In der Branche wurde bereits kolportiert, dass sich Classen auch auf einer Transformation vom White-Label-Anbieter hin zu einer stärkeren Markenbildung der Marke Classen befinde. Dem widerspricht Céline Quervel, denn Classen sei beides und das solle auch so bleiben. "Nur so können wir sicherstellen, dass unsere Produkte und Innovationen breit gestreut im Markt ankommen." Je nach Vertriebsart bietet Classen unterschiedliche Belagskonstruktionen, Formate und PoS-Serviceangebote an.

Markt für PVC-freie Beläge wächst

Classen geht aufgrund von Gesprächen mit Marktteilnehmern davon aus, dass sich 10 bis 15 % des PVC-Belagsmarktes Richtung PVC-frei entwickeln werden. In den USA könne dieser Anteil sogar noch höher sein, weil PVC dort teilweise in Innenräumen verboten sei. Céline Quervel könnte sich vorstellen, dass dieser Trend auch nach Europa kommen könnte. Als weitere Trends, die über den "großen Teich" zu uns kamen, nennt sie wasserresistentes Laminat oder deren integrierte Trittschalldämmung.

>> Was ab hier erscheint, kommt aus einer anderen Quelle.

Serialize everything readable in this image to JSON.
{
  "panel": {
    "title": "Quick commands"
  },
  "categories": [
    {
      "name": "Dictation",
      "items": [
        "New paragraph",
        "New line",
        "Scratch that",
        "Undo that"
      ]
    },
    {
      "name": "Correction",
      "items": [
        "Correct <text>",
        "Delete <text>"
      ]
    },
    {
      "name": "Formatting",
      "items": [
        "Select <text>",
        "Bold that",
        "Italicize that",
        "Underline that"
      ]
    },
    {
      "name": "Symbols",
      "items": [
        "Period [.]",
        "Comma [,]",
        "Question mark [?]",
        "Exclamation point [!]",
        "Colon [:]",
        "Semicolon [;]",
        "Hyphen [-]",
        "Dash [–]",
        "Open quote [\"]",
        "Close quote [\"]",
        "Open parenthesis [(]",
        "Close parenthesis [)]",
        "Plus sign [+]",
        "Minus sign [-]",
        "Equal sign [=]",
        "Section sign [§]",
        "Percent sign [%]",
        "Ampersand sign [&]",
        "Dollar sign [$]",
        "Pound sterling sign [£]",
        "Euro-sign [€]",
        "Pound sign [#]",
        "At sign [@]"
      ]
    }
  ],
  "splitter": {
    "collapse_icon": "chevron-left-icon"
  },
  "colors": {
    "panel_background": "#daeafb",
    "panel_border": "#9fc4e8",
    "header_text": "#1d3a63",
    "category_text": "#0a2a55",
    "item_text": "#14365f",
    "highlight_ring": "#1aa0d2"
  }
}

Die Marketingleiterin stellt im Markt aktuell fest, dass mittelgroße Belagshersteller in herausfordernden Zeiten tendenziell ihre eigene Produktion herunterfahren und stärker bei großen Produzenten zukaufen: "Von daher sind wir mit unserem Ceramin-Bodenbelag bei einer großen Kapazität von einer hohen Relevanz", ist Céline Quervel überzeugt.

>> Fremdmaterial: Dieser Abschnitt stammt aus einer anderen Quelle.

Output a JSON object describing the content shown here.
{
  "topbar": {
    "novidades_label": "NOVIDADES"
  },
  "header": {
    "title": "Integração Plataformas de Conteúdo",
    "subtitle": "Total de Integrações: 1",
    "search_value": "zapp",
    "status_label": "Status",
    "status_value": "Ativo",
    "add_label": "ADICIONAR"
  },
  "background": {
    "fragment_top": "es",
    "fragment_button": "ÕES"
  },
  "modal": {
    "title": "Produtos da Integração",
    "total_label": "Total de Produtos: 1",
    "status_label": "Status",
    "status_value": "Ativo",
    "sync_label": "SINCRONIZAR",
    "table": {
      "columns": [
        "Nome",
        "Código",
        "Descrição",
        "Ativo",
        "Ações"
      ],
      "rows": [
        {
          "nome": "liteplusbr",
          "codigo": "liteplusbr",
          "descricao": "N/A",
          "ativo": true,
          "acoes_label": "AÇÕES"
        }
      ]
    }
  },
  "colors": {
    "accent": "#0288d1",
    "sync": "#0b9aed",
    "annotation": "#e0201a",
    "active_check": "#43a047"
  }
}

Classen live mit Boden-Fokus

Für das Jahr 2024 hat Céline Quervel schon zahlreiche Messe-Aktivitäten im Blick: Auf der Domotex ist Classen auf der Sonderfläche "The Green Collection" vertreten. Anschließend geht es zur Surfaces nach Las Vegas, zum DIY Summit und möglicherweise auch zur Architect@Work. Für die Zukunft ist Céline Quervel überzeugt, dass Classen weiter an Relevanz als schlagkräftiger Fußboden-Produzent gewinnen wird: "Wir konzentrieren uns bei unseren Entwicklungen auf den Fußboden." Dabei ist es Classen wichtig, ein starker und fairer Partner zu sein.


Classen im Überblick
W. Classen GmbH & Co. KG
Werner-von-Siemens-
Str. 18-20
56759 Kaisersesch
Tel.: 0 26 53 / 9 80-0
info@classen.de
www.classengroup.com

Geschäftsführung:
Dr. Hans-Jürgen Hannig
Stefanie Quervel
Mathias Gorecki
Markus Ehler
Marketing- und
Vertriebsleitung:
Céline Quervel
Leiter Classen Academy: Carlos Rey Lopez
Gründungsjahr: 1962
Umsatz 2021: 546,1 Mio. EUR
Anzahl Mitarbeiter:
-Kaisersesch
(Zentrale und Ceramin-Produktion):
ca. 500 Beschäftigte
-Baruth
(Laminatproduktion):
ca. 850 Beschäftigte
-Polen (Türenproduktion): ca. 650 Beschäftigte
-ca. 20 lokale Vertriebsmitarbeiter
in unterschiedlichen Märkten
aus FussbodenTechnik 01/24 (Wirtschaft)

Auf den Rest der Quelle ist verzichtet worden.